Luckily for the Congress, the results of the polls in Assam, West Bengal, Tamil Nadu, Kerala and Puducherry do not change the arithmetic in Parliament. Indeed, the drubbing of the DMK-led alliance in Tamil Nadu (which included the Congress) at the hands of the AIADMK-led combine will have the effect of cutting the DMK to size and give the UPA-2 leadership much greater elbow room. While the going was good, the latter had made far too many demands on “coalition dharma” at the Centre without giving an inch in Chennai, where it steadfastly refused to let the Congress enter the state government. Now the Tamil party may be expected to conduct politics with a more sombre sense of realism.

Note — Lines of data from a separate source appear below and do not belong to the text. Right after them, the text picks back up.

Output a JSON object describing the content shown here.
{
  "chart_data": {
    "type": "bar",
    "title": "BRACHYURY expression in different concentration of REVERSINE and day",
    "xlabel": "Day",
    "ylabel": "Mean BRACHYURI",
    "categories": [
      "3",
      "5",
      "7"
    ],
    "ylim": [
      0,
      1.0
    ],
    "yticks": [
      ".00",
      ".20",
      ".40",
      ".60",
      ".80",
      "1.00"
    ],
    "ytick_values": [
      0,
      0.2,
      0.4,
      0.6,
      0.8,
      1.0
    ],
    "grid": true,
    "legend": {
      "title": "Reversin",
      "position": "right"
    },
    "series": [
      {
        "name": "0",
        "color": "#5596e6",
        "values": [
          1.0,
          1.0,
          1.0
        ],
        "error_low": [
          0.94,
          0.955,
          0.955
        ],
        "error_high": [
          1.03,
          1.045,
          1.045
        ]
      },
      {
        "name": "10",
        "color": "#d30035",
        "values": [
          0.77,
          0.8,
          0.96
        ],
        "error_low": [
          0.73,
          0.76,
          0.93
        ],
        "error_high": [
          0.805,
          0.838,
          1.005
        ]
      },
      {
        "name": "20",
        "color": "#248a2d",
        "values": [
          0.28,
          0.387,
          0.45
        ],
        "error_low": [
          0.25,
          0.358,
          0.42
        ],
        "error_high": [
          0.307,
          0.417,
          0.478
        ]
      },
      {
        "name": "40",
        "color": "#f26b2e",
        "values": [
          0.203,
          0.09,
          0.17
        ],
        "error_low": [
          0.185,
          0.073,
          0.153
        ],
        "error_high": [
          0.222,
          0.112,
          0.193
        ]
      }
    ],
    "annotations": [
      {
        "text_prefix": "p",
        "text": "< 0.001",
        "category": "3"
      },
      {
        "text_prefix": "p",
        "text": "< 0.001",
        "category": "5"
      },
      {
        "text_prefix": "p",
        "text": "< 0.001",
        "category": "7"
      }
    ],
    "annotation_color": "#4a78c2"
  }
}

But if the Congress takes a medium to long-term view of its prospects after these Assembly elections, it should be realistic enough to appreciate that its political capital has depleted in the nation as a whole, although UPA-2 is at no risk whatsoever. The main Opposition at the national level, the BJP, is weak, and it had little role in these key elections which involved around a fifth of the country’s voters. The Congress’ stunning victory in Assam — putting it in power for the third time in a row in the state — should not lull it into thinking otherwise, although from the national security perspective, the value of this significant win of a national party in a vital state in the Northeast cannot be stressed enough. But the party’s showing in Kerala can give it little comfort, for it had almost lost the game. The heavy hitting by outgoing CPI(M) chief minister V.S. Achuthanandan almost changed the 40-year old pattern of the LDF and the UDF taking turns at power in the state. But the Left, and more specifically the CPI(M), can draw little comfort from this. Under Mr Achuthanandan’s leadership the LDF turned in such a commendable performance for two crucial reasons — the CM’s virtual revolt against his party’s establishment in the state and at the national level, and his sturdier than sturdy image of being anti-corrupt. It needs to be said here that if the Congress had not been reeling under corruption charges at the Centre and in several states, Mr Achuthanandan’s well-earned image of being a warrior against corruption would have been less of an electoral factor than it turned out to be. This further underlines the need for the Congress — nationally — to clean up its act and be seen to be doing so if it wishes to be a long-distance runner. For the CPI(M), specially, the clearest message is that the party is out of power in two key states where it has traditionally enjoyed deep-going influence. How well its organisational, political and ideological status coheres now will be of considerable interest to our polity.
The outcome of byelections to the Kadapa parliamentary seat and the Puluvenda Assembly seat in Andhra Pradesh indicate that YSR’s son Jaganmohan Reddy has indeed emerged as a dynamic political factor in the state. This too should be a wakeup call to the Congress. The party now needs to seriously reflect on organisational matters and the faltering grip of its government on the country’s political idiom.